A firebrand cleric who led a militia which fought British and American troops in Iraq is on course to win the country’s elections, in what would be a surprise upset for Western-backed incumbent Haider al-Abadi.
Moqtada al-Sadr’s Sairoon alliance of reformed Shia militants and communists was ahead in eight of Iraq's 18 provinces and second in four others.
His Mahdi Army waged a brutal and costly insurgency against coalition troops during the 2006-2008 civil war and offered a reward for any British soldiers captured.
Mr Sadr has since disavowed violence against fellow Iraqis and in 2008 ordered his forces to become a humanitarian group.
Mr Sadr himself rebranded as a secular nationalist, campaigning against corruption and for reform, a message which seemed to resonate with Iraqis tired of entrenched sectarianism and graft.
He is one of few Shia leaders to have kept his distance from neighbouring Iran, which has tried to influence Iraq’s politics and extend its reach across the region.
Mr Sadr, 44, has sought to broaden his regional support. Last year, he met Crown Prince Mohammed bin Salman of Saudi Arabia, a major US regional ally that is staunchly opposed to Iran.
Crowds of mainly young people waved flags and pictures of Sadr in Sadr City, an impoverished quarter of Baghdad that is home to some 3 million people and is named after the cleric's late father, Ayatollah Mohammad Sadq al-Sadr.
A ticket headed by Hadi al-Ameri, a former commander of Iran-backed Popular Mobilisation Units (PMU) that fought Islamic State of Iraq and the Levant (Isil), was in second place.
Videos of Sadr supporters celebrating in Baghdad show them chanting "Baghdad will be free, Iran out, out!"— Tamer El-Ghobashy (@TamerELG) May 13, 2018
Mr Ameri, an opponent of Saddam Hussein who spent years in exile in Tehran, had also made combating corruption a central plank of his platform.
The preliminary results dealt a shock to Prime Minister Mr Abadi, who had been tipped as the favourite and had considerable support cross-sectarian support, particularly in Sunni areas his army liberated from Isil.
The British-educated engineer appeared to be third overall and fifth in Baghdad, which holds the largest number of seats.
The US had backed Mr Abadi, a consensus figure who promised to keep American troops in the country as part of its stabilisation effort.
Who is Moqtada al-Sadr, the radical cleric on course to take power in Iraq?
Any victory for Mr Sadr will make the continued presence of US and British soldiers, which currently number in the low thousands and hundreds respectively, an unlikely prospect.
While the expected results are not entirely good news for Washington, it will see some comfort that staunchly pro-Iran parties did not do better at a time when relations are worsening with Tehran.
"The United States government views Sadr as anti-American.
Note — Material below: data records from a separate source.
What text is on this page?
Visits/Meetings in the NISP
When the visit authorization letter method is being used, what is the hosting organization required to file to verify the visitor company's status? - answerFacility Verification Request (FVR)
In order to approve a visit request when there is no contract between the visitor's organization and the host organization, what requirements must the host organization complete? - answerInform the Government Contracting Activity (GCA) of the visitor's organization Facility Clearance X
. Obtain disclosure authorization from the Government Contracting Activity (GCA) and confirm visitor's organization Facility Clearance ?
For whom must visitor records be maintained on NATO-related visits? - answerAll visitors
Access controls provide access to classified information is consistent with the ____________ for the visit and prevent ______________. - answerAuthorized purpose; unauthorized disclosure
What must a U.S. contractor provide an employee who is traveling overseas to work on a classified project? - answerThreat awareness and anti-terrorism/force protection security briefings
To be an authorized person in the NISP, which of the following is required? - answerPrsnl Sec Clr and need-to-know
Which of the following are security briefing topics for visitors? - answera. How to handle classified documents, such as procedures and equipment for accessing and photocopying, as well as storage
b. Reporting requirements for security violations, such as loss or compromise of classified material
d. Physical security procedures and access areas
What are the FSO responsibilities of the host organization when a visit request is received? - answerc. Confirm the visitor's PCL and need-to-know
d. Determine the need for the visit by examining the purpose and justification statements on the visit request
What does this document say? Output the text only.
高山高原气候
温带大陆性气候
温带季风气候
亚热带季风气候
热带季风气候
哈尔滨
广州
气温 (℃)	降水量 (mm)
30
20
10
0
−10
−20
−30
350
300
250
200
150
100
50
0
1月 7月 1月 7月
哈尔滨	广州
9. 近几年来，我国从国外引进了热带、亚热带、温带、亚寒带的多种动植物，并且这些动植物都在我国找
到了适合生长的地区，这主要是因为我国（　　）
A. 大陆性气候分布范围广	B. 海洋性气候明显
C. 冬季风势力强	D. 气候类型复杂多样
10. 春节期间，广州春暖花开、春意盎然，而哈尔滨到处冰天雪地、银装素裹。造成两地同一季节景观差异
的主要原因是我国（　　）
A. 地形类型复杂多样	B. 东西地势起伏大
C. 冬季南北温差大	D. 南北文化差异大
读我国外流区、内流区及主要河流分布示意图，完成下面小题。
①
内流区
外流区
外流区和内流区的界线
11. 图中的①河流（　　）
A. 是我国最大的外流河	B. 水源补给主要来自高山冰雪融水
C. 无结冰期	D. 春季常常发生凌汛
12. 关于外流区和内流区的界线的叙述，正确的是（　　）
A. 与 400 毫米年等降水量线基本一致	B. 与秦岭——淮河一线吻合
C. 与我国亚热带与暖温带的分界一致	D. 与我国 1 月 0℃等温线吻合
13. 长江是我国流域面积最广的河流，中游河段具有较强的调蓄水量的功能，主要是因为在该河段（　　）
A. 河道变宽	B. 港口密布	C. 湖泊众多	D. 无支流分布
Sadr, however, is a pragmatic and rational actor," said Muhanad Seloom, associate lecturer at the University of Exeter's Institute of Arab and Islamic Studies.
"Over the last 13 years, Sadr managed maintain calm relations with Iran and was able to negotiate peace with the US presence in Iraq," he told the Telegraph. "It is also important to remember that Sadr is part of Sairoon coalition which has other secularist parties not necessarily anti-American."
But the complex electoral arithmetic of the Iraqi system means that no party is likely to win more than half the 329 seats needed to form a majority.
There is expected to be weeks of horse-trading as the dominant blocs form a coalition and agree a new parliament and a new prime minister.
A senior member of Mr Sadr’s party on Monday hinted that they would not enter into a coalition with Mr Ameri’s Conquest party because of its strong sectarian allegiance.
However, it could look to make up the numbers with Mr Abadi's Nasr bloc.
Mr Sadr will not take up the position of premier as he did not run as a candidate, but he will be able to pick a man for the job. He has previously said he supported a second term for Mr Abadi and it could not be ruled out that any new coalition could choose him.
The results, and the record low turnout of 45 per cent, point to a population fatigued by the influence of outside countries.
“This is a win for Iraq,” said Ali Khadar, a student in Baghdad. “This is Iraq waking up to the problems it has been plagued by for years. Corruption is at the centre of all our issues, and this is a rejection of that.”
Mr Seloom added: "in a region where outcomes of elections are almost known in advance, Iraq’s elections surprising results is a positive sign of developing democracy."